Decisão Polêmica de Moraes
Darren Beattie, um político alinhado à extrema direita e recente nomeado como ‘assessor sênior para a política em relação ao Brasil’, obteve autorização para visitar o ex-presidente Jair Bolsonaro, atualmente preso na Papudinha em Brasília. O ex-mandatário cumpre pena de 27 anos e três meses por sua tentativa de golpe de Estado. A permissão para visitas a Bolsonaro, como é de praxe, deve ser aprovada pelo ministro Alexandre de Moraes, relator do caso que resultou na condenação do ex-presidente.
A visita de Beattie está marcada para o dia 18 de março, entre 8h e 10h. A defesa de Bolsonaro havia solicitado que a visita ocorresse em datas alternativas, especificamente no dia 16 ou 17 de março, que são segundas e terças-feiras. No entanto, Moraes determinou que as visitas devem seguir o calendário estabelecido, que normalmente designa os encontros para quartas e sábados.

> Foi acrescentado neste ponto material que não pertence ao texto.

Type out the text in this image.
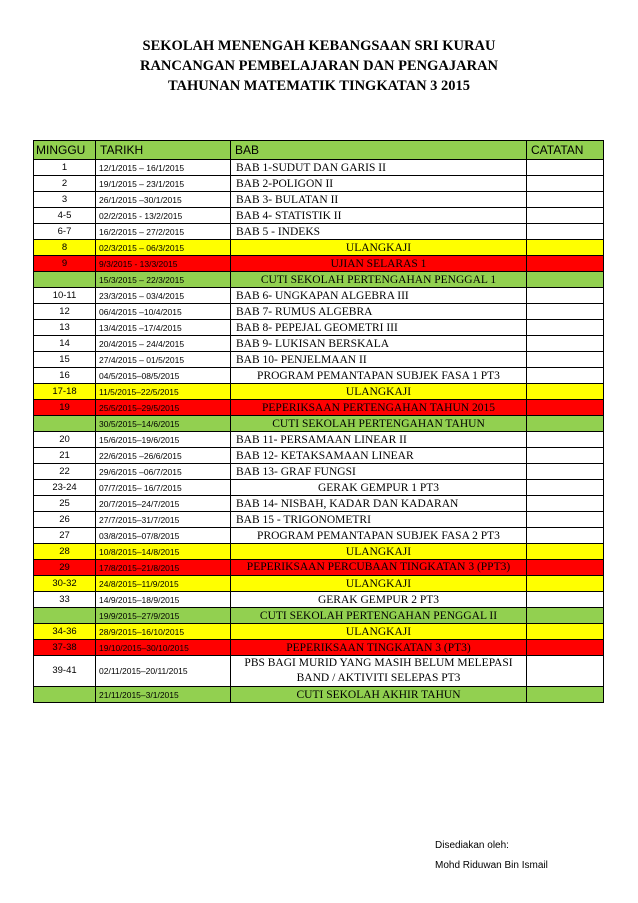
SEKOLAH MENENGAH KEBANGSAAN SRI KURAU
RANCANGAN PEMBELAJARAN DAN PENGAJARAN
TAHUNAN MATEMATIK TINGKATAN 3 2015
MINGGU	TARIKH	BAB	CATATAN
1	12/1/2015 – 16/1/2015	BAB 1-SUDUT DAN GARIS II	
2	19/1/2015 – 23/1/2015	BAB 2-POLIGON II	
3	26/1/2015 –30/1/2015	BAB 3- BULATAN II	
4-5	02/2/2015 - 13/2/2015	BAB 4- STATISTIK II	
6-7	16/2/2015 – 27/2/2015	BAB 5 - INDEKS	
8	02/3/2015 – 06/3/2015	ULANGKAJI	
9	9/3/2015 - 13/3/2015	UJIAN SELARAS 1	
	15/3/2015 – 22/3/2015	CUTI SEKOLAH PERTENGAHAN PENGGAL 1	
10-11	23/3/2015 – 03/4/2015	BAB 6- UNGKAPAN ALGEBRA III	
12	06/4/2015 –10/4/2015	BAB 7- RUMUS ALGEBRA	
13	13/4/2015 –17/4/2015	BAB 8- PEPEJAL GEOMETRI III	
14	20/4/2015 – 24/4/2015	BAB 9- LUKISAN BERSKALA	
15	27/4/2015 – 01/5/2015	BAB 10- PENJELMAAN II	
16	04/5/2015–08/5/2015	PROGRAM PEMANTAPAN SUBJEK FASA 1 PT3	
17-18	11/5/2015–22/5/2015	ULANGKAJI	
19	25/5/2015–29/5/2015	PEPERIKSAAN PERTENGAHAN TAHUN 2015	
	30/5/2015–14/6/2015	CUTI SEKOLAH PERTENGAHAN TAHUN	
20	15/6/2015–19/6/2015	BAB 11- PERSAMAAN LINEAR II	
21	22/6/2015 –26/6/2015	BAB 12- KETAKSAMAAN LINEAR	
22	29/6/2015 –06/7/2015	BAB 13- GRAF FUNGSI	
23-24	07/7/2015– 16/7/2015	GERAK GEMPUR 1 PT3	
25	20/7/2015–24/7/2015	BAB 14- NISBAH, KADAR DAN KADARAN	
26	27/7/2015–31/7/2015	BAB 15 - TRIGONOMETRI	
27	03/8/2015–07/8/2015	PROGRAM PEMANTAPAN SUBJEK FASA 2 PT3	
28	10/8/2015–14/8/2015	ULANGKAJI	
29	17/8/2015–21/8/2015	PEPERIKSAAN PERCUBAAN TINGKATAN 3 (PPT3)	
30-32	24/8/2015–11/9/2015	ULANGKAJI	
33	14/9/2015–18/9/2015	GERAK GEMPUR 2 PT3	
	19/9/2015–27/9/2015	CUTI SEKOLAH PERTENGAHAN PENGGAL II	
34-36	28/9/2015–16/10/2015	ULANGKAJI	
37-38	19/10/2015–30/10/2015	PEPERIKSAAN TINGKATAN 3 (PT3)	
39-41	02/11/2015–20/11/2015	PBS BAGI MURID YANG MASIH BELUM MELEPASI BAND / AKTIVITI SELEPAS PT3	
	21/11/2015–3/1/2015	CUTI SEKOLAH AKHIR TAHUN	
Disediakan oleh:
Mohd Riduwan Bin Ismail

Em sua decisão, Moraes destacou que não há previsão legal para a alteração dos dias de visitação, reforçando que os visitantes devem adaptar-se às normas do estabelecimento prisional, a fim de manter a ordem e segurança. Além disso, o ministro autorizou que Beattie seja acompanhado por um intérprete, que deverá ser previamente informado.
Controvérsias em Torno de Beattie
Beattie, um conhecido defensor de políticas de extrema direita, já havia se manifestado publicamente contra Moraes, chamando-o de ‘principal responsável pela censura e pela perseguição a Bolsonaro’. Essa declaração revela o clima de animosidade entre os representantes do ex-presidente e o relator do processo.
No site oficial do Departamento de Estado dos EUA, Beattie é descrito como um forte defensor da promoção da liberdade de expressão no cenário diplomático. Sua visita ao Brasil está programada para coincidir com um evento sobre minerais críticos em São Paulo, agendado para o dia 18. Fontes próximas ao governo Trump indicam que o assessor utilizará a viagem para discutir questões estratégicas para os EUA.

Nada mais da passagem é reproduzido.